Ce dont nous avons parlé aux premières réunions, a été la sexualité, le viol, l’inceste, l’avortement, la violence, et nous avons travaillé cette sexualité meurtrie… J’ai tout de suite eu conscience qu’il fallait absolument parvenir à articuler sans les confondre deux scènes : celle du plus que privé, et celle de l’engagement politique. Il y avait beaucoup de folie dans la politique, dans la révolution ; la psychanalyse était donc nécessaire. Mais la psychanalyse – seul discours qui existait sur la sexualité – était aussi remplie d’erreurs et de contraintes. Les textes de Freud qui pouvaient nous être utiles, nous condamnaient à sa vision. Il fallait donc à la fois utiliser ces instruments et les critiquer aussi, les refondre. C’était une double déconstruction, du politique par le psychanalytique et de la psychanalyse par le politique. C’est pourquoi j’ai créé tout de suite ce groupe Psychanalyse et Politique. Je ne m’étais alors jamais engagée dans un mouvement politique, je n’ai fait le MLF que sur les questions politiques qui m’impliquaient charnellement et intellectuellement : ma condition non pas féminine, mais ma condition de femme dans l’histoire, à partir de Mai 68…
Nous avons finalement décidé de faire une grande réunion publique à Vincennes le 30 mai 70, après un an et demi d’existence, presque deux. Certaines avaient décidé de porter des T-shirts sur lesquels était inscrit : « Nous sommes toutes des hystériques », « Nous sommes toutes des mal-baisées ». Pour ma part, j’ai pris la parole pour dire : « Nous femmes, allons réussir là où l’hystérique a échoué »… A partir de ce meeting, le mouvement s’est diffusé. Une femme professeure à Vincennes, Christiane Dufrancatel, a exigé que, comme tous les autres groupes révolutionnaires nous ayons une salle pour nous réunir et nous nous y réunissions presque tous les jours. Nous écrivions des tracts et en particulier un qui, à notre insu, a servi de base au texte que Wittig a donné, signé par quelques-unes, à L’Idiot International de Jean Edern-Hallier qui l’a publié sous le titre : « Combat pour la libération de la femme ». Puis il y a eu le combat pour le droit à l’avortement. C’était vital. Dans le slogan : « Un enfant si je veux, quand je veux », je voyais au-delà du refus de la maternité prescrite, imposée, la libération de la procréation désirée.

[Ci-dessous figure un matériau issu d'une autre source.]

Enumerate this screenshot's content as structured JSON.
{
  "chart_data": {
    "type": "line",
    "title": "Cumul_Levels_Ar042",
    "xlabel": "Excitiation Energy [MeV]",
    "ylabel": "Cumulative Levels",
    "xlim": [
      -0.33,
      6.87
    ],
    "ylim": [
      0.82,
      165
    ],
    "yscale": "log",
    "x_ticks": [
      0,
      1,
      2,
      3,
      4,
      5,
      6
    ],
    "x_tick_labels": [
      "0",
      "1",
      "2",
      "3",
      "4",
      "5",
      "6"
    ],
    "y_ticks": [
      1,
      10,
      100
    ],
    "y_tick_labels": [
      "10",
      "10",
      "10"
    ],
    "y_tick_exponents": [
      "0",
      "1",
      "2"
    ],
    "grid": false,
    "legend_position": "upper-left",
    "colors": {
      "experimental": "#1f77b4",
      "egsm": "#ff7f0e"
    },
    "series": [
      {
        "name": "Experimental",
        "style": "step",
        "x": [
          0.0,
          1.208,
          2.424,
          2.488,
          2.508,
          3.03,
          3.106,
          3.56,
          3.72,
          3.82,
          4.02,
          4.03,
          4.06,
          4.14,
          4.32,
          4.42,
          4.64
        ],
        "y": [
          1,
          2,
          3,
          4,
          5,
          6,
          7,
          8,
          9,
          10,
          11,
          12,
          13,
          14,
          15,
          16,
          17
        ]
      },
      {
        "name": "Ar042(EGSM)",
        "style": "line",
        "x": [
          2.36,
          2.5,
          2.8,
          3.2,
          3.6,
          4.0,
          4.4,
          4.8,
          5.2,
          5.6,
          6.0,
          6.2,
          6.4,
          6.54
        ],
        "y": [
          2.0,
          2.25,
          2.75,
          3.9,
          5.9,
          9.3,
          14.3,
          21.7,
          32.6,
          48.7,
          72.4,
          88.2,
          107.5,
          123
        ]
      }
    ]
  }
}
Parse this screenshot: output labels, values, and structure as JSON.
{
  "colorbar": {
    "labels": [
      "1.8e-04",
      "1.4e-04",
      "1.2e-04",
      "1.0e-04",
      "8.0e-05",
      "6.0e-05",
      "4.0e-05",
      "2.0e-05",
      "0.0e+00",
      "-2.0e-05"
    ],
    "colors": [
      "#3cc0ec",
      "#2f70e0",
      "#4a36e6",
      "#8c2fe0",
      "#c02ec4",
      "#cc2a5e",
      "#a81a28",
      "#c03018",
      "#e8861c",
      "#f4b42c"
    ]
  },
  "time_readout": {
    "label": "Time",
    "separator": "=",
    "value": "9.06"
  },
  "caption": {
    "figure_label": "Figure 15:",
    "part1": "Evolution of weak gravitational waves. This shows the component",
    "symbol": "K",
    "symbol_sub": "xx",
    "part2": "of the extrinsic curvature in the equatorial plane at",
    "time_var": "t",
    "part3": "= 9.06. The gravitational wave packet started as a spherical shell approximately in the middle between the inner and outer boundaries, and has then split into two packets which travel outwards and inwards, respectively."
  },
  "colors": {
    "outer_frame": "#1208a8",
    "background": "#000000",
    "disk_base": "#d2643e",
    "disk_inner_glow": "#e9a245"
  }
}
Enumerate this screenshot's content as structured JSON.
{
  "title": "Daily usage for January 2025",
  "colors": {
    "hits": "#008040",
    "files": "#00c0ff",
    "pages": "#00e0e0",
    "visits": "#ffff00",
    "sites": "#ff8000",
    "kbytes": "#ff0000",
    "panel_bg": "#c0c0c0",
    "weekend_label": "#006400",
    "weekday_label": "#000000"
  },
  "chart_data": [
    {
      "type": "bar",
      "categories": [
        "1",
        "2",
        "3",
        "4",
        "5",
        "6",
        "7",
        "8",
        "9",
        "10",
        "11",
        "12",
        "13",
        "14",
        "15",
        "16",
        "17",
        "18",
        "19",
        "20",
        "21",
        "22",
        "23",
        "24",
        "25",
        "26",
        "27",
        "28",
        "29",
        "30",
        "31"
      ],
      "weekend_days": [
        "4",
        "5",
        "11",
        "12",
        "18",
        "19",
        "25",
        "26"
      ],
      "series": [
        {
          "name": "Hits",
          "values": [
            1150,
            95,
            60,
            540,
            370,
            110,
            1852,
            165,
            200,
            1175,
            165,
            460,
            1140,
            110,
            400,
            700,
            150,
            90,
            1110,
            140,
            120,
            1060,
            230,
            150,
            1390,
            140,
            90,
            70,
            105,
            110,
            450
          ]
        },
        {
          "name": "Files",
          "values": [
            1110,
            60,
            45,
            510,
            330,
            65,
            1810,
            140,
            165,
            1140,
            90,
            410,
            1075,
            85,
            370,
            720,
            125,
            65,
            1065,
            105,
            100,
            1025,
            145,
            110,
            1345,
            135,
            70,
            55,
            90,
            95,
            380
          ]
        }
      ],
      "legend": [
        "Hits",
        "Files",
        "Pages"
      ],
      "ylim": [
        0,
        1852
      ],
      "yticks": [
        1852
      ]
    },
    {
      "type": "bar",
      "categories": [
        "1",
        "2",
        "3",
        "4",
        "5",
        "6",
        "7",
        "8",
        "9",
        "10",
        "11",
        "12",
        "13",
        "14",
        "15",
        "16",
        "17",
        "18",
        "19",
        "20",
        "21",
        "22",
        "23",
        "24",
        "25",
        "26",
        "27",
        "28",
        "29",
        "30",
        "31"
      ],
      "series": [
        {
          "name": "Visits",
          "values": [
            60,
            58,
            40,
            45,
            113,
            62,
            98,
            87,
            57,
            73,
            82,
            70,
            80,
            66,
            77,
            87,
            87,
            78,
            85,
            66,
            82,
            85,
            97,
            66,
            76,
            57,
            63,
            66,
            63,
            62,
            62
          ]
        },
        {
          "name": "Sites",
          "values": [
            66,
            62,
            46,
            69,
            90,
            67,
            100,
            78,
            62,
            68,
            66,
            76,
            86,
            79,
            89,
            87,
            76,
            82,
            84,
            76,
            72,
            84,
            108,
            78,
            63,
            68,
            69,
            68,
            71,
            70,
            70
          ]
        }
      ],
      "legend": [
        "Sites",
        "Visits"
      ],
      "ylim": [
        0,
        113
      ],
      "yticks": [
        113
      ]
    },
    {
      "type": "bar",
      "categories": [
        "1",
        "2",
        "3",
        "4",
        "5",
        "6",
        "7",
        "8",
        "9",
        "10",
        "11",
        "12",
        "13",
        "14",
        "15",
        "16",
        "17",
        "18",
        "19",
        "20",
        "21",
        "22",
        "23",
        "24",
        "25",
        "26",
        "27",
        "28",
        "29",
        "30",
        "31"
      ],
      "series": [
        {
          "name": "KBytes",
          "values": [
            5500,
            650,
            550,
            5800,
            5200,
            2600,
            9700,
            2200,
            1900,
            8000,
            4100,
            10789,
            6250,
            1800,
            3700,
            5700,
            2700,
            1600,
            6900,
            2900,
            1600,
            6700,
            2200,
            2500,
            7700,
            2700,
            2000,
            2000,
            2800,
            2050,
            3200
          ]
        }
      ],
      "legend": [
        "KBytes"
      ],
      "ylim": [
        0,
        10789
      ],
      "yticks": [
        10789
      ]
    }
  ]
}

En 1973, alors que pour certaines le mouvement s’essouflait, j’ai créé les éditions Des femmes pour passer de la parole à l’écriture, pour que se poursuive quelque chose du mouvement de civilisation, d’une révolution du symbolique…
La suite appartient à aujourd’hui – Antoinette Fouque multiplie les actions, les colloques, les manifestes, les créations, l’ouverture de lieux – et à demain auquel, par ses avancées théoriques sur la différence des sexes, elle ouvre de nouvelles voies, afin de faire évoluer le monde des femmes et de leur création.